Es war kein Soloauftritt. Woolrich, der 196 Jahre alte amerikanische Outdoorname, der heute dem italienischen Konzern BasicNet gehört, nutzte Pitti für einen Relaunch als aspirationales Americana – in gewachstem Baumwollstoff und Buffalo-Karo statt technischem Gear. Ralph Lauren und Thom Browne kamen nach Jahren Abwesenheit zurück, laut Glossy. Woolrich ist das eigentliche Signal: Amerikanisches Heritage verkauft sich so gut, dass eine italienische Gruppe das Label übernommen hat und auf dem Americana-Versprechen aufbaut.
Prep ist seit sechzig Jahren ein Exportschlager – nur zeigte der Weg bisher nie nach Florenz.
Zwischen 1959 und 1965 fotografierte eine japanische Crew Take Ivy auf den Campussen der Ivy-League-Universitäten und katalogisierte eine Alltagsuniform, die Amerikaner trugen, ohne ihr einen Namen zu geben – und löste damit Tokios Ivy-Boom aus. Amerikanischer Prep ist seitdem ein globales Kulturgut. Was im Juni neu ist, ist die Adresse.
Florenz hat seine Autorität darauf aufgebaut, Looks zu exportieren, nicht zu kaufen. Zwei Jahrzehnte lang schickte es die weiche neapolitanische Schulter und die kalkulierte Lässigkeit, die im Handel Sprezzatura heißt, in jeden Feed, der je einen Pitti-Peacock als Screenshot festgehalten hat. Prep in diese Stadt zu tragen bedeutet, es genau dorthin zu bringen, wo seit einem Jahrhundert das Gegenteil behauptet wurde: dass Eleganz strukturiert ist, am Schneider-Tisch erarbeitet wurde und untrennbar italienisch ist.
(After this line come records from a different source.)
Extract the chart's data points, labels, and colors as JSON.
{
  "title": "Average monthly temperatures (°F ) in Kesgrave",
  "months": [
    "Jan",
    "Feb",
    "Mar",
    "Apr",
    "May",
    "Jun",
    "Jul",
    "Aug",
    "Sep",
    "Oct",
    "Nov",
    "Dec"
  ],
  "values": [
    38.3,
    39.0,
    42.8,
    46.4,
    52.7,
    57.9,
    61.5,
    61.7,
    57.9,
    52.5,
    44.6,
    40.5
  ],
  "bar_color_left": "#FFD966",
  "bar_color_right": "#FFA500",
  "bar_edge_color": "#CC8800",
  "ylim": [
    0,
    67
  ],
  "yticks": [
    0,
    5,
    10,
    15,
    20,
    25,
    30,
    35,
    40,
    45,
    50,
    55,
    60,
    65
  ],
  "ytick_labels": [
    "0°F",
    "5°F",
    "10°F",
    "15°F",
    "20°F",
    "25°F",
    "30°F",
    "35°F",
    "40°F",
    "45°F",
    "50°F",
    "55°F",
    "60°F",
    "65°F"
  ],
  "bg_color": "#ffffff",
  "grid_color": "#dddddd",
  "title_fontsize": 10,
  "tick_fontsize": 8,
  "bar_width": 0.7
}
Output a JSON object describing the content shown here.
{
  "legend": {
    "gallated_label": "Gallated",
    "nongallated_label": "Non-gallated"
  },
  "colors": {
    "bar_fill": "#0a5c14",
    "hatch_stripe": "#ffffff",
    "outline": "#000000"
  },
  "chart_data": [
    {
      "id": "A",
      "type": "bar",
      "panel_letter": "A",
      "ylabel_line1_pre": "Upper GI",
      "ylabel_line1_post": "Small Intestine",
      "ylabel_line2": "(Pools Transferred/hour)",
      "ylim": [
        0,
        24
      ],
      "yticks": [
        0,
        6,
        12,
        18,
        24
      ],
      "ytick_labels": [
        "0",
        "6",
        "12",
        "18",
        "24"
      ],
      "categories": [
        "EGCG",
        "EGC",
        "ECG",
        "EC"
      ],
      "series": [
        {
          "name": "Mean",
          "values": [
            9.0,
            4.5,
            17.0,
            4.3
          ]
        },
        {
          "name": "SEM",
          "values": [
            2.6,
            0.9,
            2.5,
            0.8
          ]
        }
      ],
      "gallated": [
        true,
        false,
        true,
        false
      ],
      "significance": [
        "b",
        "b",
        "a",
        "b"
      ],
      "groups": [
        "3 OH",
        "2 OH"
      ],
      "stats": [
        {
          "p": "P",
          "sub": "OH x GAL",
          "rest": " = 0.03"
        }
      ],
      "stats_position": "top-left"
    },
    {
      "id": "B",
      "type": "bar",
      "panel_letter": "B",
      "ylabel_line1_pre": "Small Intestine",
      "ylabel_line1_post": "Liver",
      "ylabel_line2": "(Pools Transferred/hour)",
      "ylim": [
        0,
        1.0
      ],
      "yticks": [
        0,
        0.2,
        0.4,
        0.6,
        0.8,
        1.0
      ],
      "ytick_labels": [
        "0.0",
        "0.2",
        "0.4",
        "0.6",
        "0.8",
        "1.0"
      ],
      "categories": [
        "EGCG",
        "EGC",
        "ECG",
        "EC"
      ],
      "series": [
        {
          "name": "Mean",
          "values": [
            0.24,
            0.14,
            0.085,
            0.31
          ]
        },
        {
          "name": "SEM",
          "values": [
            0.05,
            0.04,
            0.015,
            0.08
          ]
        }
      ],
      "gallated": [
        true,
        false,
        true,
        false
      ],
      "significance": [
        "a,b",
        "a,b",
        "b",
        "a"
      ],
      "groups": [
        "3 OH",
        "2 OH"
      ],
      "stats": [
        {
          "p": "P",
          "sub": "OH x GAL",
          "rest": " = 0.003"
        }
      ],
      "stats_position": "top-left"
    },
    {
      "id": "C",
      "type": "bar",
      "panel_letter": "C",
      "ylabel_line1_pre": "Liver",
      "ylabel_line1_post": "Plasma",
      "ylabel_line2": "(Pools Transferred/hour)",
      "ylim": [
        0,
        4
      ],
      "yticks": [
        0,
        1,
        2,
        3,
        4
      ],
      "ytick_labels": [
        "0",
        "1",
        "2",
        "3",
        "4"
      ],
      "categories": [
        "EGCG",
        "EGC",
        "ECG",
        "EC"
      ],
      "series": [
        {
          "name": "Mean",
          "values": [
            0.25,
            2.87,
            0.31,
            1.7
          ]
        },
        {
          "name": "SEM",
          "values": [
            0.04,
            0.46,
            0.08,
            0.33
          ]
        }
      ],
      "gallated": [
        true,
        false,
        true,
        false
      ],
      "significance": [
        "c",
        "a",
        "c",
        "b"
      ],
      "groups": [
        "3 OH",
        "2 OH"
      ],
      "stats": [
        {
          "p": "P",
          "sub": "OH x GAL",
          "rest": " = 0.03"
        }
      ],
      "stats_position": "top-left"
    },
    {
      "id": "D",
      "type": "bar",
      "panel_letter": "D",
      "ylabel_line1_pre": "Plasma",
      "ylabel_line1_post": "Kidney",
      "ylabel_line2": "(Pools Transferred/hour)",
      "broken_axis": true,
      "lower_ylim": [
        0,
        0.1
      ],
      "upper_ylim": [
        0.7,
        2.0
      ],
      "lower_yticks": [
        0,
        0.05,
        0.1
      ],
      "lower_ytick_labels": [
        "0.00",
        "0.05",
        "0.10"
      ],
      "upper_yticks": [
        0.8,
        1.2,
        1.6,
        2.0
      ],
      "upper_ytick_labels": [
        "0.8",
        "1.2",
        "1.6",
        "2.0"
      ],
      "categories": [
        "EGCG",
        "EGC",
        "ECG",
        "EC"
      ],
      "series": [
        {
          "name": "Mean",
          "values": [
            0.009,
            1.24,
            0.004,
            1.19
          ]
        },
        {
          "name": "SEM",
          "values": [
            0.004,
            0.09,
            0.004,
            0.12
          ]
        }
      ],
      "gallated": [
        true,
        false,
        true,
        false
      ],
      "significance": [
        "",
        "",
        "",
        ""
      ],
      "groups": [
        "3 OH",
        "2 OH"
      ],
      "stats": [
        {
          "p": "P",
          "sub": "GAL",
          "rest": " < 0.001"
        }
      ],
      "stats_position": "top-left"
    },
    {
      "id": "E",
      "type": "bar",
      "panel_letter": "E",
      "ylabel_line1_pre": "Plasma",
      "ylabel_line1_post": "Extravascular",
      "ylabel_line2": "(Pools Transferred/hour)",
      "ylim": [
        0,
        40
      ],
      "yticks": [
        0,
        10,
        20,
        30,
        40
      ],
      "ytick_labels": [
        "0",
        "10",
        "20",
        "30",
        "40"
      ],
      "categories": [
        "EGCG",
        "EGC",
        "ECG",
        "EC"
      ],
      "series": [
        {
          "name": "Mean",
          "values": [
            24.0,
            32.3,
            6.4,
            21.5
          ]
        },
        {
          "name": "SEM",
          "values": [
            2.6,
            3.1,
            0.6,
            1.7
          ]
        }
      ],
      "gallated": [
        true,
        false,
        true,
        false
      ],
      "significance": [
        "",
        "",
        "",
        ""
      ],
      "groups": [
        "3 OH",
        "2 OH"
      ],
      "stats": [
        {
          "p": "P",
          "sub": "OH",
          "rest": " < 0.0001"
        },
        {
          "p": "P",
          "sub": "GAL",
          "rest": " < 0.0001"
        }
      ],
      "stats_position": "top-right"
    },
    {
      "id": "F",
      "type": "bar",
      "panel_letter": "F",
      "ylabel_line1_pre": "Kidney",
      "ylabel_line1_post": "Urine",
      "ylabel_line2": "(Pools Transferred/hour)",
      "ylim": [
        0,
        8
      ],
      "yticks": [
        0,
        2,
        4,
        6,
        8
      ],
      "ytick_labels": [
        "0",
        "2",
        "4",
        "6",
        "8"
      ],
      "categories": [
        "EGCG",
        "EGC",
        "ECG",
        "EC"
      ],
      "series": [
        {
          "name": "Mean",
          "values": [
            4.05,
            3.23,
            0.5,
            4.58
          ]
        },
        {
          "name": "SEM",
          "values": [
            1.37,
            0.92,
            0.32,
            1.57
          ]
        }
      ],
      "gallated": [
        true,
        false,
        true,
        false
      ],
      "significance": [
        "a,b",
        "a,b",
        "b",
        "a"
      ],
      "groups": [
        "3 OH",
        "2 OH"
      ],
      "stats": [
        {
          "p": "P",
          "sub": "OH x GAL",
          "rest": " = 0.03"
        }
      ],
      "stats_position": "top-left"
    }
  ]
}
Das Timing ist kein Zufall. Original Penguin eröffnete im April ein Showroom in London und plant Flagshipstores von Madrid bis Mailand. Daten der Boston Consulting Group, zitiert von Glossy, zeigen, dass mehr als die Hälfte der europäischen Verbraucher sich Sorgen um ihre täglichen Finanzen macht – gegenüber 40 Prozent noch vor zwei Jahren. Als erstes wird an Handtaschen und Accessoires gespart – genau die Lücke, in die ein Heritage-Label ab 90 Dollar hineinläuft. Miille nennt #oldmoneystyle als einen der meistgesuchten Männermode-Tags auf TikTok; die altgediente Lässigkeit, die amerikanischer Sportswear seit Jahrzehnten eignet, hat jetzt einen Hashtag, unter dem sie reist.
Die Kleidung selbst ist nicht neu. Die Reiserichtung schon. Der Look überquerte den Atlantik im Juni in Richtung Osten und landete genau dort, wo bisher alle anderen ihre Maßstäbe bezogen haben.